Tout cela avait été dit d’un ton naturel, mais où perçait une véritable admiration pour la beauté de Jeanne, et celle-ci remarqua que le fils de Mme de Serville ne faisait aucune allusion à leur rencontre quelques minutes auparavant. Elle en ressentit une joie immense, car c’était déjà un secret entre eux.

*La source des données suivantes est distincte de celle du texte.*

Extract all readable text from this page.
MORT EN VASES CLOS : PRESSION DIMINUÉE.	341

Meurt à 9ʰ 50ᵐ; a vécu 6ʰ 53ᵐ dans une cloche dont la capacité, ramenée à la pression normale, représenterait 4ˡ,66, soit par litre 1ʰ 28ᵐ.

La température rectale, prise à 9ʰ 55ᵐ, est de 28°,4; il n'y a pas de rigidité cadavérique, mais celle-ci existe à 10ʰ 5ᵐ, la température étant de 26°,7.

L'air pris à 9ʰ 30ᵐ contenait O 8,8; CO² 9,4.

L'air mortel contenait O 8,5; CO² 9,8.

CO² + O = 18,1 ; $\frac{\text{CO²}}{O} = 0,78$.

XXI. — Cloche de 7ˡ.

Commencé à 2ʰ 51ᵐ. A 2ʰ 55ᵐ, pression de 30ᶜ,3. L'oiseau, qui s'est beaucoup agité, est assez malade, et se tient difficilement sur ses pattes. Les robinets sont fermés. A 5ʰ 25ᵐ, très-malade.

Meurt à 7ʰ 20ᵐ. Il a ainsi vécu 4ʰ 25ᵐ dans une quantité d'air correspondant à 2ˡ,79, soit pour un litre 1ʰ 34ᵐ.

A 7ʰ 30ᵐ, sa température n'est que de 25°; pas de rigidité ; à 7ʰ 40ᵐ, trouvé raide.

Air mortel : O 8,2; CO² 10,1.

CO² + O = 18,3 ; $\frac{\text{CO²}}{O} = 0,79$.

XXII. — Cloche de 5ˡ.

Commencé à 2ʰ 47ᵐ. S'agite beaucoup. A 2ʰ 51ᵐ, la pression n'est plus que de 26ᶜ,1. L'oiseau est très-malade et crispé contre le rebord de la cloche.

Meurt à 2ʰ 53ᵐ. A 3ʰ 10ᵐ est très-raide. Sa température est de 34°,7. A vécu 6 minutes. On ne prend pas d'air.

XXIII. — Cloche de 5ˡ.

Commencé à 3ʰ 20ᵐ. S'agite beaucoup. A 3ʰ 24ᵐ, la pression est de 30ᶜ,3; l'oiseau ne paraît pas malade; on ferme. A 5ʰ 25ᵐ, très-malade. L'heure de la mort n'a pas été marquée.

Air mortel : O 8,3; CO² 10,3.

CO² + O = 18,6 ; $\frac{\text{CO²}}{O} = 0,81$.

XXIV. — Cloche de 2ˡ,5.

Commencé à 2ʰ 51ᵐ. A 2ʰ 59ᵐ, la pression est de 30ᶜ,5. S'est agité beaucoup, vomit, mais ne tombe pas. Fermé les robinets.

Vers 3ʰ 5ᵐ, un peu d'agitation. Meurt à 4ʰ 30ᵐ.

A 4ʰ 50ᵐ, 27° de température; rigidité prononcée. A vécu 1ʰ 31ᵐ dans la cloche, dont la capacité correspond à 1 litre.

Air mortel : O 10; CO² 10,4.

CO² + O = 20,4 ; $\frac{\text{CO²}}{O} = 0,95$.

En voyant le jeune homme s’éloigner, sa mère à son bras, elle murmura avec un éclair de ses grands yeux :

— C’est lui qui me sauvera !

Elle avait dit vrai : moins de quinze jours plus tard, Armand était à ses genoux, lui jurant un éternel amour, et la maîtresse de Justin Delon s’abandonnait à son ancien compagnon d’enfance, comme poussée vers lui par une irrésistible passion.

Un mois après, lorsque la jeune fille avoua à son nouvel amant, et les yeux pleins de larmes, qu’elle craignait d’être enceinte, Armand la prit tendrement sur son cœur et lui dit :

— Ne t’épouvante pas, ma bien-aimée ; ma mère nous pardonnera à tous deux, et tu seras ma femme.